CAIRO: Census workers going door to door in Egypt’s teeming neighborhoods and crowded towns are discovering a new country — of more than 20 million people born in the last decade alone.
Family planning efforts have lapsed over the past decade, particularly during the chaotic years following the 2011 uprising that toppled Hosni Mubarak. Today the government is mainly focused on combatting Islamic militancy and repairing the tattered economy.
But the staggering growth rate in the most populous Arab country, already home to more than 93 million people, could worsen both problems by giving rise to yet another bulging generation with few job prospects and widespread reliance on dwindling government assistance.
“In 10 years, we’ve made what can be considered an entirely new country,” said Hussein Sayed, the coordinator of the national census. The results will be finalized and released in August.
Census workers have been traveling the country for months, documenting not only population growth but also household wealth, data that might help the government to better target its costly subsidies for bread, fuel and other basic goods.
They have found that Egypt’s population is growing by around 2 million a year, which would strain resources even if the country were able to stand on its own feet. As it is, Egypt has received billions of dollars in aid from Gulf nations in recent years. When that began to dry up last year, Cairo secured a $12 billion loan from the International Monetary Fund to support a package of reforms.

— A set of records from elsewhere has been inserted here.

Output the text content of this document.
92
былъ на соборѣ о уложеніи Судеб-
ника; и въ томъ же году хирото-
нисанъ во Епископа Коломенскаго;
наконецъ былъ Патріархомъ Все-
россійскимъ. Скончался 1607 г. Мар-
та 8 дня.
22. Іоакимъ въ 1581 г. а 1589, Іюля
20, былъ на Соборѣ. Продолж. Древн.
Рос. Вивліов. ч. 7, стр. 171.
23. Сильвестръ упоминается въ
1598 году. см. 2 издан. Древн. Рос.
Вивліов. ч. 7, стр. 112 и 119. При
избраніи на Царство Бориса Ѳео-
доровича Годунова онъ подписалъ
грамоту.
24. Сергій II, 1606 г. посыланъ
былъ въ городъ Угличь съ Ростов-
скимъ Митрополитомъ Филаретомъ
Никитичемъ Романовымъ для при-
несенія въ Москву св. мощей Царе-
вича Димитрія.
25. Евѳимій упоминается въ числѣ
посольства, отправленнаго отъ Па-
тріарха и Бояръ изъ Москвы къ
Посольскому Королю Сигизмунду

The fear is that if runaway population growth continues, the aid will be spread too thin. The economic reforms, including a float of the local currency and the slashing of fuel subsidies, have caused the price of many local goods to soar in recent months. The further erosion of subsidies could heighten the risk of social unrest.

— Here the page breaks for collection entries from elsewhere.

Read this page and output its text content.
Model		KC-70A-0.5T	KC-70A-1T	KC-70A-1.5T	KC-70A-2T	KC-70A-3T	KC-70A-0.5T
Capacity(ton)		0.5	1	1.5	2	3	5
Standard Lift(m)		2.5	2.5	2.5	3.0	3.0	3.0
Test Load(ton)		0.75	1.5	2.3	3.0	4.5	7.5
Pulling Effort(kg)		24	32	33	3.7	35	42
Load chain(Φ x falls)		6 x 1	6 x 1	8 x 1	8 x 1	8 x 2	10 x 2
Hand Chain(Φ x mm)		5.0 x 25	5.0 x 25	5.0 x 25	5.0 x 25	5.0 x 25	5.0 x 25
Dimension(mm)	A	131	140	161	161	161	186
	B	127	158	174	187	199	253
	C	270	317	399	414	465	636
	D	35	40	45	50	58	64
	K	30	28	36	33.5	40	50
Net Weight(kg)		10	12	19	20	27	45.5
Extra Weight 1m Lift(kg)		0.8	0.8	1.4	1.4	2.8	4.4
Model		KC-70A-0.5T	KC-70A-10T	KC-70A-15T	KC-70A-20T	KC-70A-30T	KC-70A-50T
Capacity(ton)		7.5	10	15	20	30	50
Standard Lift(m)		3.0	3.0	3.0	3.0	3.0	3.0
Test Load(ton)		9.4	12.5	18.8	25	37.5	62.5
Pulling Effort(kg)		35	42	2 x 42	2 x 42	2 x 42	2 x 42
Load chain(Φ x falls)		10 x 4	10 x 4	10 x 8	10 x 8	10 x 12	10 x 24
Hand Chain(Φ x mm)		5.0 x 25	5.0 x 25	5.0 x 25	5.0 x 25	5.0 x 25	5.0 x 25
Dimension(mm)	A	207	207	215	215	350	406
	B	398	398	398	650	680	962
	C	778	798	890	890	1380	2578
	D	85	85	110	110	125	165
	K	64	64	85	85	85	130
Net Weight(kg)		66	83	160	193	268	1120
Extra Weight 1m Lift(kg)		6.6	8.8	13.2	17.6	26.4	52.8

The challenge was laid bare in a recent visit by census workers to Giza, a packed Cairo district that sprawls from the west bank of the Nile to the Pyramids.

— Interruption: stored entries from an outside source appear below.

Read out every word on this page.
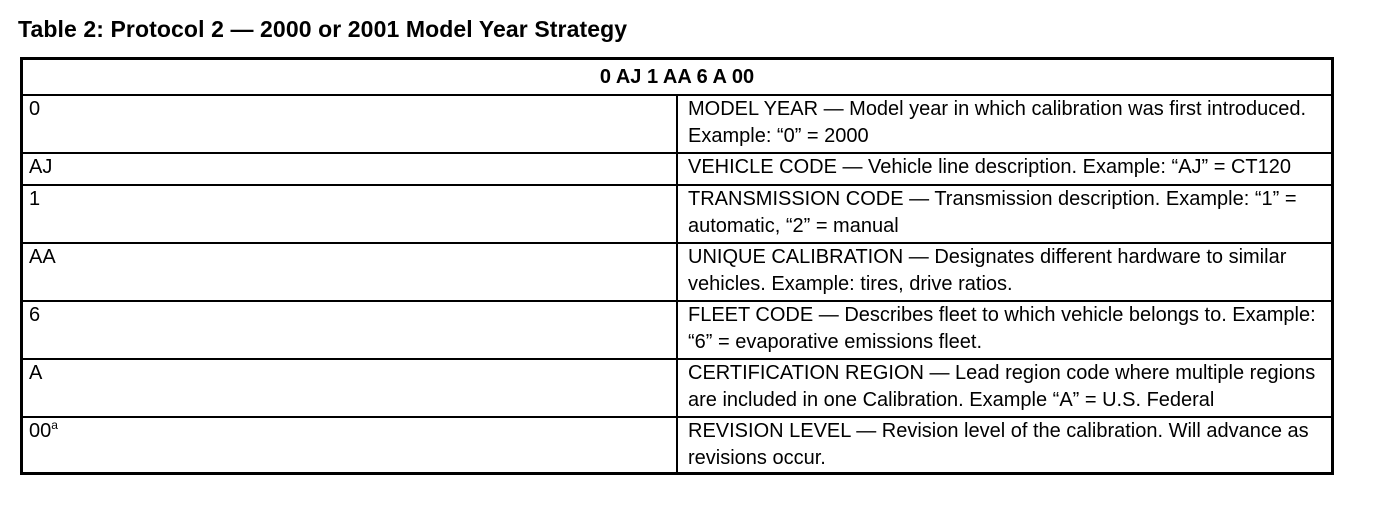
Table 2: Protocol 2 — 2000 or 2001 Model Year Strategy
0 AJ 1 AA 6 A 00	
0	MODEL YEAR — Model year in which calibration was first introduced. Example: “0” = 2000
AJ	VEHICLE CODE — Vehicle line description. Example: “AJ” = CT120
1	TRANSMISSION CODE — Transmission description. Example: “1” = automatic, “2” = manual
AA	UNIQUE CALIBRATION — Designates different hardware to similar vehicles. Example: tires, drive ratios.
6	FLEET CODE — Describes fleet to which vehicle belongs to. Example: “6” = evaporative emissions fleet.
A	CERTIFICATION REGION — Lead region code where multiple regions are included in one Calibration. Example “A” = U.S. Federal
00$^a$	REVISION LEVEL — Revision level of the calibration. Will advance as revisions occur.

There they went alley by alley through one of Cairo’s many informal neighborhoods, unplanned communities where most of the city’s some 20 million residents live, and where distrust of authorities runs deep.
“We say to every family, workshop, business, or factory owner, please cooperate with us by giving correct information, so we can make decisions that are in their best interest,” said Yasser Hussein, the coordinator for the census in Giza.
The census workers don’t ask about income, instead using other tactics to determine a family’s economic status. At one home, a census taker asked whether the family owned an air conditioner, a microwave, or a car. They had none of these, only a ceiling fan.
There was no detective work needed to discern a population boom.
Egyptians are known for having large families, a legacy of the country’s not so distant agrarian past. Especially in rural areas, children are seen as providing vital labor and an insurance policy for old age. Couples with daughters will often continue trying for a boy, due to a cultural preference for sons and their greater earning potential.
Egypt’s population has tripled since 1960, with the annual growth rate peaking in 1987 at nearly 2.8 percent, creating a youth bulge that the country has struggled to come to terms with. Family planning efforts under Mubarak brought the growth rate down to less than 2 percent, according to World Bank figures, but it has since rebounded to 2.5.
Sayed says the government succeeded in lowering the average birth rate from seven children per woman in the 1960s to three in the 1990s. But as of 2005, the number began to climb, according to Sayed, who blames the backsliding on a general “deterioration” in national family planning services.
One family in the Cairo neighborhood of Madinat Al-Salaam more than doubled in size overnight.
Sarah Hassan and her husband Youssef Shaaban had their first child, a girl, not long after they were married.
Shaaban, a construction day laborer, said they started trying for a boy two years later. To the disbelief of a string of doctors, Hassan, who did not receive fertility treatment, became pregnant with quintuplets.
Now, they are a family of eight, with three girls and three boys, of whom five are under the age of five.
“The most difficult thing is to buy just food. How can I get enough food for eight people?” Shaaban said. “Not to mention clothes, or a doctor’s fee if someone gets sick.”